Brief

When Your Boss Is Under Pressure: On the Relationships Between Leadership Inconsistency, Leader and Follower Strain

Laura Klebe1*, Katharina Klug2 and Jörg Felfe1 -Front. Psychol., 27 May 2022, Sec. Organizational Psychology, Volume 13 - 2022 | https://doi.org/10.3389/fpsyg.2022.816258

Leadership Research Focus:

  • Transformational leadership
  • Leader-follower relationship
  • Abusive leadership
  • Leadership inconsistency
  • Leadership consistency

Leadership Research Summary:

• It is widely acknowledged that leadership is crucial for follower health. Under stress, positive leader behaviors such as transformational leadership may decrease and the risk of negative behaviors such as abusive leadership may increase. Followers experience these discrepancies in leadership between routine and stressful periods as inconsistent. While positive and negative leadership is generally associated with follower strain, inconsistency may be stressful by itself, because it entails insecurity and unpredictability in the leader-follower relationship.

• Researchers suggest that the level of perceived inconsistency and volatility in leaders’ behavior across situations is an additional risk factor for follower health. Moreover, we expect perceived inconsistency to be stronger when leaders are strained. This survey study with N = 304 employees examines the relationships between leadership inconsistency and leader as well as follower strain from a followers’ perspective. Participants rated their leaders’ transformational and abusive leadership separately for routine and stressful conditions, their leaders’ strain and their own strain.

• Employees who experienced stronger discrepancies in leadership between routine and stressful conditions, i.e., more inconsistency, experienced more strain. Moreover, from a followers’ perspective, inconsistencies were stronger when leaders were strained. The findings provide evidence that leadership is less stable and consistent than generally assumed and that inconsistency is an additional risk factor. Leader strain may threaten the consistency of leadership and thereby negatively affect follower health.

Leadership Research Implications & Conclusions:

• In line with previous research, our findings support the notion that leadership is contingent on the situation, as perceived transformational leadership was higher and abusive leadership was lower in stressful periods (Geier, 2016; Klebe et al., 2021).
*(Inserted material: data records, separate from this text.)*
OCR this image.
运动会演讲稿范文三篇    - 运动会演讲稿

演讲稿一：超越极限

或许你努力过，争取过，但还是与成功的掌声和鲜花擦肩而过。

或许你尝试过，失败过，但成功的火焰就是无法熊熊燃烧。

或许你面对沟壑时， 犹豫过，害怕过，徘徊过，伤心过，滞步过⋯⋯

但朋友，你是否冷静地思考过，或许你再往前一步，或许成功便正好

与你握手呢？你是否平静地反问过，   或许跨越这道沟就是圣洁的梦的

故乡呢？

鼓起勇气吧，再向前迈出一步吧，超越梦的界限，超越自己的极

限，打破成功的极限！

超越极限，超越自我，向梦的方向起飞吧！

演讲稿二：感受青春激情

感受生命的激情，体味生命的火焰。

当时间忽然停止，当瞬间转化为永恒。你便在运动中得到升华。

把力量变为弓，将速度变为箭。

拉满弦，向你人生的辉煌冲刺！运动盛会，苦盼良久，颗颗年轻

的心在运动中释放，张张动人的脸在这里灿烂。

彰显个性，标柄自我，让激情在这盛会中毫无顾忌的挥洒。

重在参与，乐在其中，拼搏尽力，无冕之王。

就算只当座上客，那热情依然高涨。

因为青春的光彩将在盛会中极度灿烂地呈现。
Especially inconsistencies in abusive leadership, even on a small scale, seem to affect followers rather than inconsistencies in positive behavior. Our findings have important implications for the emerging research field of leadership inconsistency: First, the fact that followers perceive systematic differences in leadership depending on the presence of stress shows that behavioral styles may not be as stable as research often implies (Montano et al., 2017).
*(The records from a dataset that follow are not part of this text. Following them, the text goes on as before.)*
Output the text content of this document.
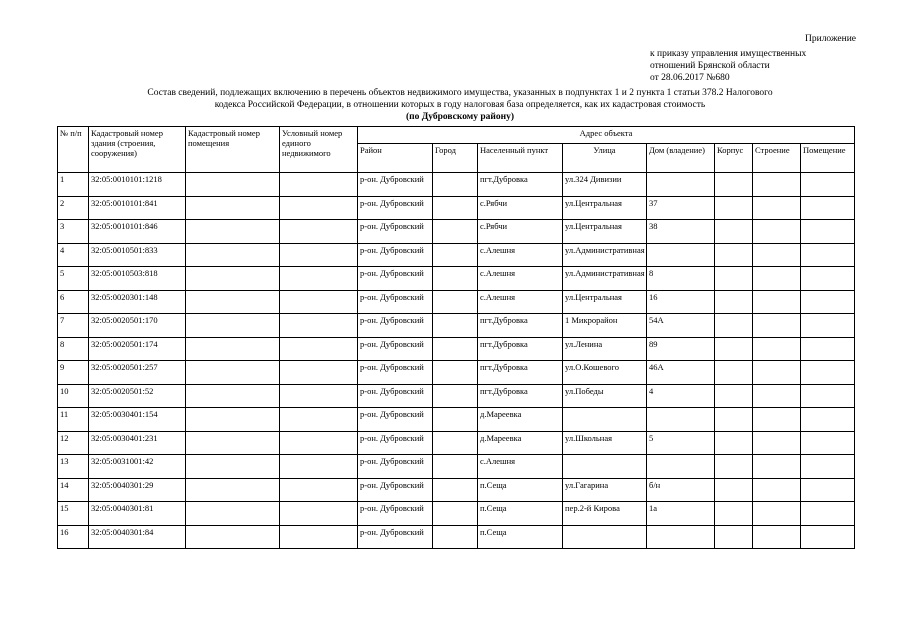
Приложение
к приказу управления имущественных
отношений Брянской области
от 28.06.2017 №680
Состав сведений, подлежащих включению в перечень объектов недвижимого имущества, указанных в подпунктах 1 и 2 пункта 1 статьи 378.2 Налогового
кодекса Российской Федерации, в отношении которых в году налоговая база определяется, как их кадастровая стоимость
(по Дубровскому району)
№ п/п	Кадастровый номер здания (строения, сооружения)	Кадастровый номер помещения	Условный номер единого недвижимого	Адрес объекта							
				Район	Город	Населенный пункт	Улица	Дом (владение)	Корпус	Строение	Помещение
1	32:05:0010101:1218			р-он. Дубровский		пгт.Дубровка	ул.324 Дивизии				
2	32:05:0010101:841			р-он. Дубровский		с.Рябчи	ул.Центральная	37			
3	32:05:0010101:846			р-он. Дубровский		с.Рябчи	ул.Центральная	38			
4	32:05:0010501:833			р-он. Дубровский		с.Алешня	ул.Административная				
5	32:05:0010503:818			р-он. Дубровский		с.Алешня	ул.Административная	8			
6	32:05:0020301:148			р-он. Дубровский		с.Алешня	ул.Центральная	16			
7	32:05:0020501:170			р-он. Дубровский		пгт.Дубровка	1 Микрорайон	54А			
8	32:05:0020501:174			р-он. Дубровский		пгт.Дубровка	ул.Ленина	89			
9	32:05:0020501:257			р-он. Дубровский		пгт.Дубровка	ул.О.Кошевого	46А			
10	32:05:0020501:52			р-он. Дубровский		пгт.Дубровка	ул.Победы	4			
11	32:05:0030401:154			р-он. Дубровский		д.Мареевка					
12	32:05:0030401:231			р-он. Дубровский		д.Мареевка	ул.Школьная	5			
13	32:05:0031001:42			р-он. Дубровский		с.Алешня					
14	32:05:0040301:29			р-он. Дубровский		п.Сеща	ул.Гагарина	б/н			
15	32:05:0040301:81			р-он. Дубровский		п.Сеща	пер.2-й Кирова	1а			
16	32:05:0040301:84			р-он. Дубровский		п.Сеща					
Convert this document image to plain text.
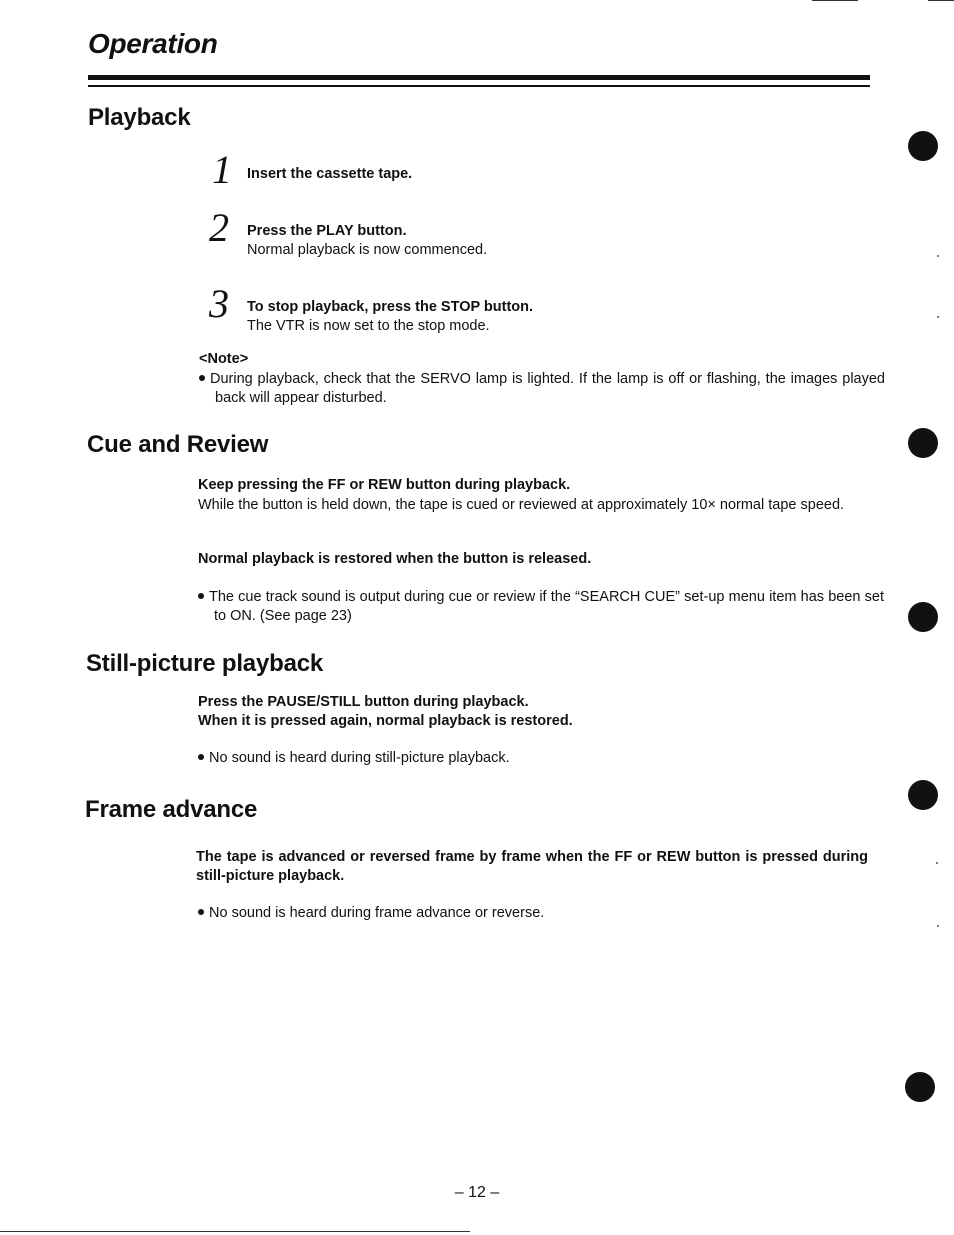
Operation
Playback
1 Insert the cassette tape.
2 Press the PLAY button.
Normal playback is now commenced.
3 To stop playback, press the STOP button.
The VTR is now set to the stop mode.
<Note>
During playback, check that the SERVO lamp is lighted. If the lamp is off or flashing, the images played back will appear disturbed.
Cue and Review
Keep pressing the FF or REW button during playback.
While the button is held down, the tape is cued or reviewed at approximately 10× normal tape speed.
Normal playback is restored when the button is released.
The cue track sound is output during cue or review if the “SEARCH CUE” set-up menu item has been set to ON. (See page 23)
Still-picture playback
Press the PAUSE/STILL button during playback.
When it is pressed again, normal playback is restored.
No sound is heard during still-picture playback.
Frame advance
The tape is advanced or reversed frame by frame when the FF or REW button is pressed during still-picture playback.
No sound is heard during frame advance or reverse.
– 12 –
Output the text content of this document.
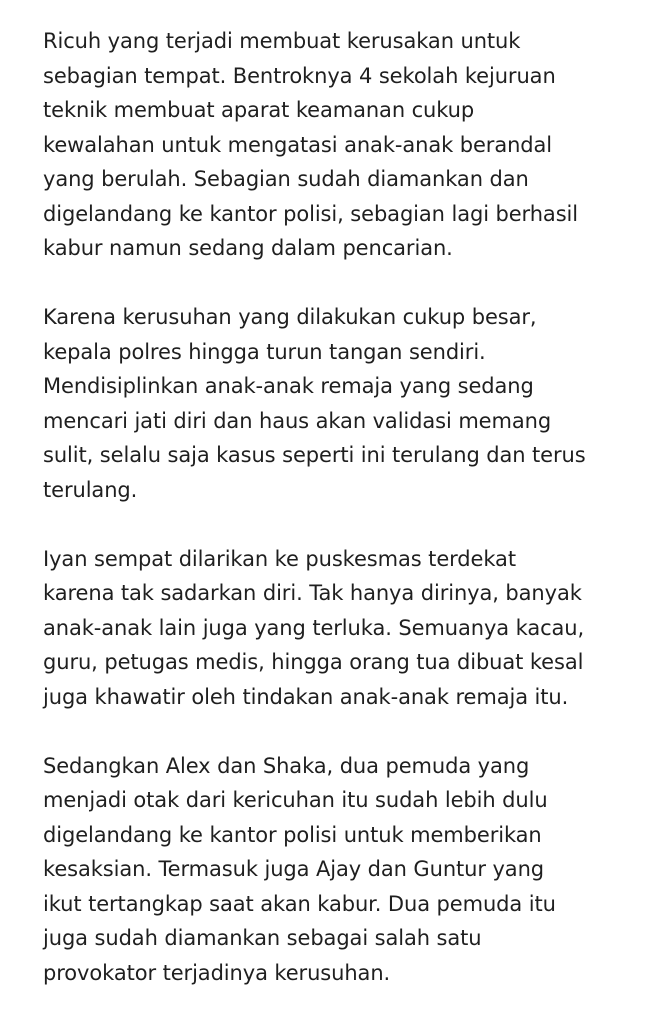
Ricuh yang terjadi membuat kerusakan untuk
sebagian tempat. Bentroknya 4 sekolah kejuruan
teknik membuat aparat keamanan cukup
kewalahan untuk mengatasi anak-anak berandal
yang berulah. Sebagian sudah diamankan dan
digelandang ke kantor polisi, sebagian lagi berhasil
kabur namun sedang dalam pencarian.

Karena kerusuhan yang dilakukan cukup besar,
kepala polres hingga turun tangan sendiri.
Mendisiplinkan anak-anak remaja yang sedang
mencari jati diri dan haus akan validasi memang
sulit, selalu saja kasus seperti ini terulang dan terus
terulang.

Iyan sempat dilarikan ke puskesmas terdekat
karena tak sadarkan diri. Tak hanya dirinya, banyak
anak-anak lain juga yang terluka. Semuanya kacau,
guru, petugas medis, hingga orang tua dibuat kesal
juga khawatir oleh tindakan anak-anak remaja itu.

Sedangkan Alex dan Shaka, dua pemuda yang
menjadi otak dari kericuhan itu sudah lebih dulu
digelandang ke kantor polisi untuk memberikan
kesaksian. Termasuk juga Ajay dan Guntur yang
ikut tertangkap saat akan kabur. Dua pemuda itu
juga sudah diamankan sebagai salah satu
provokator terjadinya kerusuhan.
• Second, and most importantly, not just the leadership style itself, but also perceptions of consistency seem to be relevant for follower strain, supporting previous findings (Mullen et al., 2011; Breevaart and Zacher, 2019). Still, further theory development is needed to conceptualize consistency and inconsistency in leadership. In the study, leaders differed in the degree of perceived consistency, reflected in the extent of differences between normal and stressful conditions.

• Yet one may also raise the question whether the study still captures inconsistency when followers observe systematic differences, as these differences reflect inconsistency across situations, but consistency within persons. Thus, the understanding of leadership inconsistency may also reflect a stable inconsistent behavior within persons. In contrast, behavioral changes from leaders that seem completely arbitrary and follow no discernable pattern may reflect a different quality of inconsistent leadership and elicit different reactions.
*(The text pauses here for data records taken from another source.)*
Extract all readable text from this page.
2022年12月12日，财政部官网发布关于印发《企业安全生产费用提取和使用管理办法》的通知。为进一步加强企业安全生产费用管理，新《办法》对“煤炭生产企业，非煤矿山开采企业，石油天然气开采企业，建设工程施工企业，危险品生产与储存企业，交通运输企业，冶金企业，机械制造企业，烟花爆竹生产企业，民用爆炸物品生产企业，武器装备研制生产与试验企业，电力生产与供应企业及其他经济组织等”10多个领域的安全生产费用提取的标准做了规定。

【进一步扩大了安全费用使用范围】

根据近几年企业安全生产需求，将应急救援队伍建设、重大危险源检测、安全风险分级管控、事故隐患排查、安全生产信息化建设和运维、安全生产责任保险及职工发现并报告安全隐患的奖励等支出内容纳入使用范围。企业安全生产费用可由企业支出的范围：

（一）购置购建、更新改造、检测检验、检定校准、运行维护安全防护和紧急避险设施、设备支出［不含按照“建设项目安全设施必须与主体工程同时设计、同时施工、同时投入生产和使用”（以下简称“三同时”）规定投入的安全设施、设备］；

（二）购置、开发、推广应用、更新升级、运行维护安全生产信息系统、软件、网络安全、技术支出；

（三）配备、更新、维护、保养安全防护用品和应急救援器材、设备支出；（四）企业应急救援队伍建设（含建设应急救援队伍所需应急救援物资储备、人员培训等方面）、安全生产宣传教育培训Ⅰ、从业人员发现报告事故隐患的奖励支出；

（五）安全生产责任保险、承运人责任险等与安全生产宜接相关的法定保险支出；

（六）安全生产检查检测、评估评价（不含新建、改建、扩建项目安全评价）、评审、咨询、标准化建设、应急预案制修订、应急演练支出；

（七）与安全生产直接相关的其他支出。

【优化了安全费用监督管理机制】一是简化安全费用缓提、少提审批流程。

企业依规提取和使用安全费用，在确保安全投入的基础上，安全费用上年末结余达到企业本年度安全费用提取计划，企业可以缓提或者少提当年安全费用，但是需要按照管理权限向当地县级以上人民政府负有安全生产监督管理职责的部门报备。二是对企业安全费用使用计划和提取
• Furthermore, our findings underline leader strain as a risk factor for leadership quality and consistency, as well as for follower health. Keeping leaders in a good state of health may not only lead to a stabilization of leadership, but also prevent followers from experiencing negative leadership and in turn psychological strain. In order to better understand how and why leader strain may lead to deteriorating leadership, further theory development should take a differentiated view on specific stressors, such as time pressure or the general workload of leaders to identify potential risk situations and to enable leaders and organizations to counteract at an early stage.

• Regarding practical implications, findings suggest that organizations should be aware of the links between leadership and strain and consequently consider leader health in personnel development efforts. Organizations should make leaders aware of their responsibilities for their own as well as their followers’ health, including potential crossover of their own strain (Franke et al., 2014; Krick et al., 2021). Hence, organizations should ideally integrate leadership trainings with occupational health promotion (Kelloway and Barling, 2010), fostering leaders’ health awareness and well-being.

• The study’s findings indicate that problems related to strain crossover to employees, and poor leadership cannot simply be resolved by selecting stress-resistant persons for leadership positions. By investing in leaders’ health and their resources to cope with stress appropriately, organizations can help to prevent deteriorating leadership and inconsistencies, which would also account for follower health.